Later in the afternoon, after some of the buses had already taken hundreds of migrants to the shelters, people began to show up back at the Zuni camp because they did not feel safe at the shelter. One couple showed up distraught as the young women expressed feeling very unsafe in a big room sleeping next to a bunch of men. She said she felt safer in their private tent and wanted to come back to the camp. This couple told us that there were around 30 more people from the shelter leaving also. We met some of these people, including more couples, as they came back to the camp looking for somewhere else to stay. City outreach workers would only try to convince them to go to one of the shelters – no other option was offered.
At 5pm the City “closed” the camp and would not allow people to remain inside the fence area. Anyone who was at work during the sweep, or for whatever reason were not there, would have to know to find the cop who would be parked there all night and ask to get in to get any stuff needed, but would not be able to stay in their tent. In reality, people showing up after 5pm likely lost all their property and will not know where to go that night.
Today, City workers are going to start going through the camp and trashing or storing tents and property. Yesterday they marked tents with an “X” (for trash) and an “I” (for information). Tents with an “X” were supposedly “contaminated” and tents with an “I” were supposed to get more information to decide if they were contaminated or not. Tents that the owner did not ask to store that are not contaminated are supposed to be donated back to the community. (However, as I type this reports are coming in of tents with an “I” being trash regardless of quality).

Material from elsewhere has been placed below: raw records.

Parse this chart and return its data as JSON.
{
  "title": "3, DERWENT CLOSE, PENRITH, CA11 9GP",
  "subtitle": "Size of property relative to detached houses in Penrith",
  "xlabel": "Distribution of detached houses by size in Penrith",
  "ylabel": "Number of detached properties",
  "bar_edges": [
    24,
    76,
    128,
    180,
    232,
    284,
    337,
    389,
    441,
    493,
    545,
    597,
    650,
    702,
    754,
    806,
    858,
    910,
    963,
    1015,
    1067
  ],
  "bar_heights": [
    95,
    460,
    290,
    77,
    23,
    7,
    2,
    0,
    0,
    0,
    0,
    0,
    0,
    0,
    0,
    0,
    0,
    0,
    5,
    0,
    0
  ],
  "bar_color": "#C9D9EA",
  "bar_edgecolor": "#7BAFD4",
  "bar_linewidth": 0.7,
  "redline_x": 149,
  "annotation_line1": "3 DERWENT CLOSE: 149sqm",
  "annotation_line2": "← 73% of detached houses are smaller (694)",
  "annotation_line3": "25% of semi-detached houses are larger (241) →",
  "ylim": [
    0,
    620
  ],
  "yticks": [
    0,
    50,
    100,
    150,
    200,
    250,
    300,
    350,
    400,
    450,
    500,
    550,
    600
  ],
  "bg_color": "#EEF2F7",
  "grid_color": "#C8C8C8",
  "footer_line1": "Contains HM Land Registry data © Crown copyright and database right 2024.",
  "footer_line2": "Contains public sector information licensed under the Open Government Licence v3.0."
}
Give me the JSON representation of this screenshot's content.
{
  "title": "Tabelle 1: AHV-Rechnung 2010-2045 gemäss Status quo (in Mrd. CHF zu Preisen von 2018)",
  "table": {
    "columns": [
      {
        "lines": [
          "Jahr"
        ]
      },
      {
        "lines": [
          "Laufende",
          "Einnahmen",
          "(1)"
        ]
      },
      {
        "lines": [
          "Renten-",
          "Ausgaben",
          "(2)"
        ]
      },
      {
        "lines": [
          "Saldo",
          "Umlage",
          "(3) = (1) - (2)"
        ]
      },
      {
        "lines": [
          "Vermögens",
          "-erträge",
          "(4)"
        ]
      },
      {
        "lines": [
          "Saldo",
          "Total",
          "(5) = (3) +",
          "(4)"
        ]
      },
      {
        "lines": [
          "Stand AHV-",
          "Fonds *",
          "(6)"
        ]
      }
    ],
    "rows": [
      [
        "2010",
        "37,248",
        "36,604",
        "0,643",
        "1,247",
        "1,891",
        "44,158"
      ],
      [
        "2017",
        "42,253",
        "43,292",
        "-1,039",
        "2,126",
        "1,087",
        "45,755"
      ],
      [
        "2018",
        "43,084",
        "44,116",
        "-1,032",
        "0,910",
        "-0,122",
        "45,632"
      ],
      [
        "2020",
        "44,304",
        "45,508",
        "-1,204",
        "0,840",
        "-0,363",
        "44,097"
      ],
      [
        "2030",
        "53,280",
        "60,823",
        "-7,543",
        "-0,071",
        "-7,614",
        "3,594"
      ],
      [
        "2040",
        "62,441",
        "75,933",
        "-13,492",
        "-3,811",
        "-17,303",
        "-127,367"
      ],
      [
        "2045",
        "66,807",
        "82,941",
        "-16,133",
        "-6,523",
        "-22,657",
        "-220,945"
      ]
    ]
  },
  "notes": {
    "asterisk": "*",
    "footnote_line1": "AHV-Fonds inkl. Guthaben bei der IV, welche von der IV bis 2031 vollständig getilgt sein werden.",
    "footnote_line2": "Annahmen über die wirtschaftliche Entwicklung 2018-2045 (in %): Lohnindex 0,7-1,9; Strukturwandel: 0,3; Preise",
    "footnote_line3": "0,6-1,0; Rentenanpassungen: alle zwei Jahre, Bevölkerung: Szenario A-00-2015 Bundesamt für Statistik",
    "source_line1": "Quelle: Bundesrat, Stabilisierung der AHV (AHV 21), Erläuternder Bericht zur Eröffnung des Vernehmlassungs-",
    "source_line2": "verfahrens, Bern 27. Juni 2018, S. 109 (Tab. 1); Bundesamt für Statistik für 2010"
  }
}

With what we have been told is 320 spots at the shelters, and with about 400 migrants living in the camp prior to yesterday, the numbers do not add up. Even with many people leaving these shelters due to not feeling safe or comfortable in a congregate setting (as well as issues like the lack of showers or rules), with hundreds more migrants coming every week, these shelters will be over capacity in no time.
Furthermore, people are only given 30 days at the shelter – so where are they supposed to go after that? The City says they will connect people with housing in that timeframe, but we have been told 1 out of every 10 people applying are being denied, the process takes time for those who can get it, and funding is not secured indefinitely for all. This housing opportunity is a great step forward, but it simply will not secure housing for everyone timed out of the shelters at 30 days.
The sweep of this camp was posted for 5 days, yet only one of these days was dedicated to moving people – the last 4 days are being used to clear the property. Having been to hundreds of sweeps over the year, we can say definitively that this sweep was one of the most chaotic, poorly planned, rushed sweeps. While a 7 day notice was posted for this sweep, residents of the camp were given no real information about the shelters they were expected to go to until the day of the sweep. Furthermore, the shelters that they were moved into were not opened until the day of the sweep. This sweep was also conducted when it was as low as 22 degrees – instead of waiting until the sun had warmed up. More time should have been given for residents to get full information about the shelter and other options to make informed decisions on what is best for them and their families.
Most importantly, no sweep or closure should have happened. The resources the City is providing for shelter and some housing could have been offered camp residents in such a way that they can choice to go to the shelter if they wish or not if they do not wish, and in such a way as to keep – at least some – of the tents up and available for those who do not feel safe at shelter and for the hundreds more migrants coming to Denver every day who will need somewhere to be. The reality is, without this (or another) tent site as a backup, countless people are going to be scattered through the City with nothing, freezing on the streets with no support.